With millions of dollars still owed to businesses and individuals in the form of VAT refunds and income tax returns, concerns have been raised that today’s ministerial statement did not address the issue.
In presenting the statement in Parliament today, Minister of Finance Chris Sinckler announced that Government had decided to offer “a short term amnesty to all taxpayers across all tax categories on the interest and penalty accrued on taxes owed at December 31, 2014”.
He said access to this facility would be on the basis that the taxpayer pays the total outstanding principal owed to the Barbados Revenue Authority (BRA) on or before March 15, 2015.
Sinckler also promised a review of the Municipal Solid Waste Tax.
While welcoming the amnesty and proposed tax review, the Chief Executive Officer of the Small Business Association (SBA) Lynette Holder said she was concerned that “nothing was said in the statement to address the monies owed by Government to small businesses”.
“We have been lobbying and intervening on the part of members relative to outstanding VAT refunds. I have seen documentation where Government owes many small and medium enterprises [as little as] $20, 000 and [as much as] $70,000. I am talking about months in VAT refunds.”
However, she lamented that there no word forthcoming on this “and no effort it would appear to try to bring some relief to the sector and nothing in this statement.
“While we welcome an amnesty that is to those who owe Government, but what about those businesses that Government owe? Nothing!”
The SBA head acknowledged that Government had a cash flow problem.
However, she pointed to a programme that was set up to assist small businesses with getting payment for products and services that they provide to Government agencies, saying that a similar facility could be set up to assist with the payments of VAT refunds.
While acknowledging that many businesses owed Government, Holder said she was more concerned that many small enterprises were depending on Government refunds to stay afloat.
“When I look at the Ministerial Statement that is the concern we have. It is a bugbear it is a serious impediment to effective cash flow management and the maintenance at this point of a profitable entity,” she added.
Meanwhile economist Ryan Straughn said it was interesting that Government chose to offer an amnesty for taxpayers but made no reference to the refunds in the statement.
“In a situation like this, you really shouldn’t have an amnesty because any tax that you may owe to the Government should be offset against anything that they owe you. So the truth is that the concept of an amnesty really doesn’t make a lot of sense unless it is the case that they are of the firm belief that people owe them substantially more than they owe people, which at this point is questionable,” said Straughn, who felt it was “unreasonable” for the Government to expect people to pay their taxes when it was not meeting its financial commitments to them.

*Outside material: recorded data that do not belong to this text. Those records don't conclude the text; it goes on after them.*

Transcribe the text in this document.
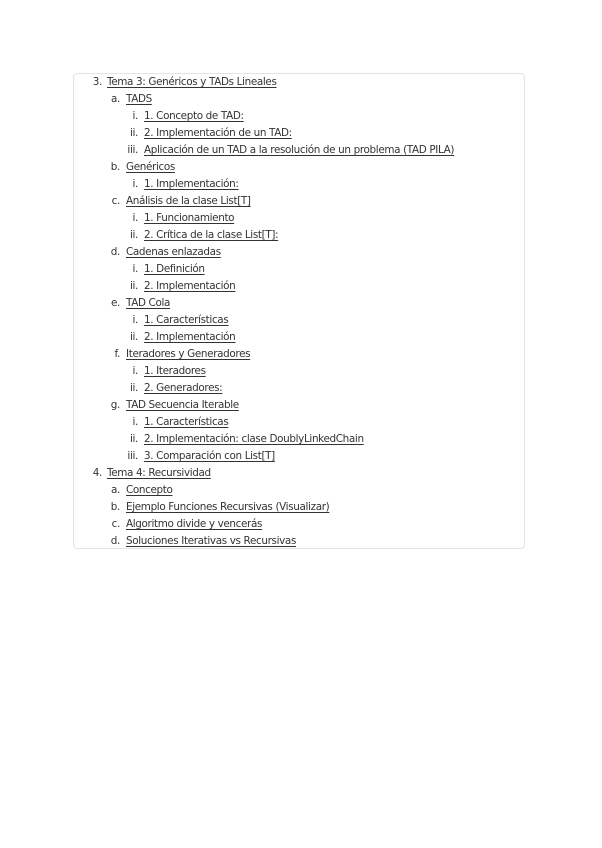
3. Tema 3: Genéricos y TADs Lineales
a. TADS
i. 1. Concepto de TAD:
ii. 2. Implementación de un TAD:
iii. Aplicación de un TAD a la resolución de un problema (TAD PILA)
b. Genéricos
i. 1. Implementación:
c. Análisis de la clase List[T]
i. 1. Funcionamiento
ii. 2. Crítica de la clase List[T]:
d. Cadenas enlazadas
i. 1. Definición
ii. 2. Implementación
e. TAD Cola
i. 1. Características
ii. 2. Implementación
f. Iteradores y Generadores
i. 1. Iteradores
ii. 2. Generadores:
g. TAD Secuencia Iterable
i. 1. Características
ii. 2. Implementación: clase DoublyLinkedChain
iii. 3. Comparación con List[T]
4. Tema 4: Recursividad
a. Concepto
b. Ejemplo Funciones Recursivas (Visualizar)
c. Algoritmo divide y vencerás
d. Soluciones Iterativas vs Recursivas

“It is a concern and he [Sinckler] should have provided some reasonable response to that, and the truth is that he didn’t, other than to admit that the programme is not working.

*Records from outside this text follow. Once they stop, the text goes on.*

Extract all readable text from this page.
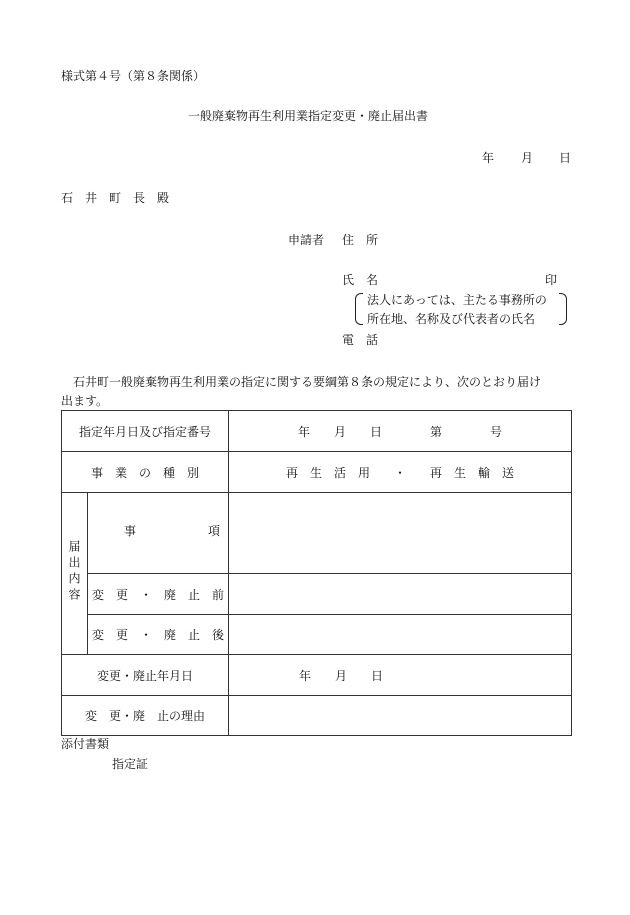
様式第４号（第８条関係）
一般廃棄物再生利用業指定変更・廃止届出書
年 月 日
石　井　町　長　殿
申請者 住　所
氏　名	印
法人にあっては、主たる事務所の
所在地、名称及び代表者の氏名
電　話
石井町一般廃棄物再生利用業の指定に関する要綱第８条の規定により、次のとおり届け
出ます。
指定年月日及び指定番号		年　　月　　日　　　　第　　　　号
事　業　の　種　別		再　生　活　用　　・　　再　生　輸　送
届出内容	事　　　　　　項	
	変　更　・　廃　止　前	
	変　更　・　廃　止　後	
変更・廃止年月日		年　　月　　日
変　更・廃　止の理由		
添付書類
指定証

“That is the biggest reflection of it. I think that again when it comes to the ability to plan, if you are not getting your income tax refund for 2014 in as timely a manner as possible, and you are saying that [the revenue measures are] going to continue beyond April 2015 – and he did say that the budget is going to come in April, which doesn’t make sense – but if the budget comes in April, it means then there may be new taxes given the talk about widening the base on certain things. It is disappointing,” added Straughn.